Horses with PPID are also prone to slow-onset chronic laminitis that can go undetected until hoof structures have been irreversibly damaged. Further complicating the issue is the fact that not all PPID horses and ponies are affected by the same circumstances. For instance, if a horse’s PPID is well-controlled and he is not obese and has no other health problem, then yes, grass in the high-risk spring and fall periods would be as safe/unsafe as it would be for a horse without PPID. You probably noticed that I put some strong limits in that statement, which I will address more specifically:
1. “Excellent control” of PPID. This means that while on Prascend (pergolide)—the “gold standard” treatment for equine PPID—your horse’s health has been restored and annual (or more frequent) blood tests show that his ACTH levels have drastically decreased or returned to normal. Some horses will have resolution of signs or improved laboratory testing, but not both. This isn’t considered excellent control. The medication’s side effects or the owner’s budget can prevent us from reaching this point—and in some cases, we cannot get a horse to this point even with an unlimited budget.

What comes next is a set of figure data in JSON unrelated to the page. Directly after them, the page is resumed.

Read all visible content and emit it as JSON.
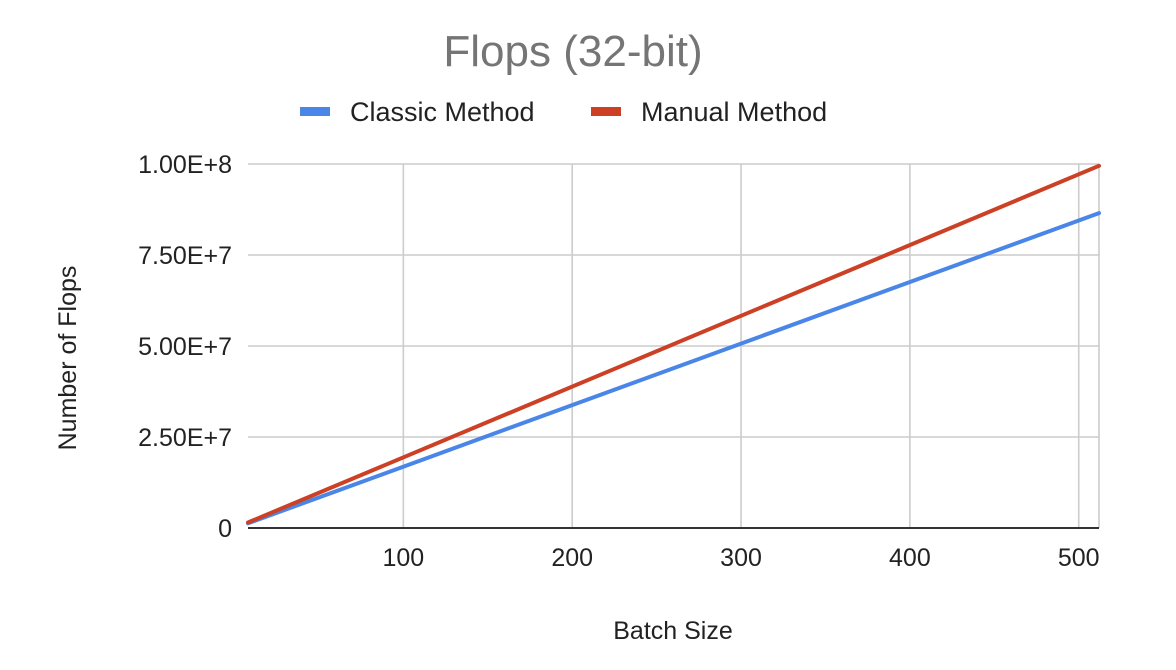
{
  "chart_data": {
    "type": "line",
    "title": "Flops (32-bit)",
    "xlabel": "Batch Size",
    "ylabel": "Number of Flops",
    "xlim": [
      8,
      512
    ],
    "ylim": [
      0,
      100000000
    ],
    "x_ticks": [
      100,
      200,
      300,
      400,
      500
    ],
    "x_tick_labels": [
      "100",
      "200",
      "300",
      "400",
      "500"
    ],
    "y_ticks": [
      0,
      25000000,
      50000000,
      75000000,
      100000000
    ],
    "y_tick_labels": [
      "0",
      "2.50E+7",
      "5.00E+7",
      "7.50E+7",
      "1.00E+8"
    ],
    "grid": true,
    "legend_position": "top",
    "x": [
      8,
      512
    ],
    "series": [
      {
        "name": "Classic Method",
        "color": "#4a86e8",
        "values": [
          1300000,
          86500000
        ]
      },
      {
        "name": "Manual Method",
        "color": "#cc4125",
        "values": [
          1500000,
          99500000
        ]
      }
    ]
  }
}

2. He has only PPID. Many horses and most ponies have a second endocrine disease, called Insulin Dysregulation (ID). Horses and ponies with both diseases have an increased risk of laminitis on grass. If your pony has not been tested for ID, or his ID has not been stabilized with diet, exercise and medications, then I don’t recommend allowing him any time on grass, no matter the season.
3. He is not obese. This is a tough one. Many owners have become so used to seeing overweight horses and ponies that they do not always recognize obesity in their own animals. The problem is that adipose (fat) tissue is an endocrine organ itself so it can contribute to PPID, which of course is an endocrine disease. An article in this issue includes an explanation of the Body Condition Score system (page 00). Your pony will be safest at a 5 on the 9-point scale. Have your veterinarian check your eye after you have tried scoring him yourself. Then use a weight tape to monitor change and check back in with your veterinarian regularly. Note that I have included both horses and ponies in this discussion, but ponies more often have the stubbornly persistent endocrine disease—and more often are going to have a persistent risk of laminitis. Donkeys and mules are also at risk and benefit from these precautions.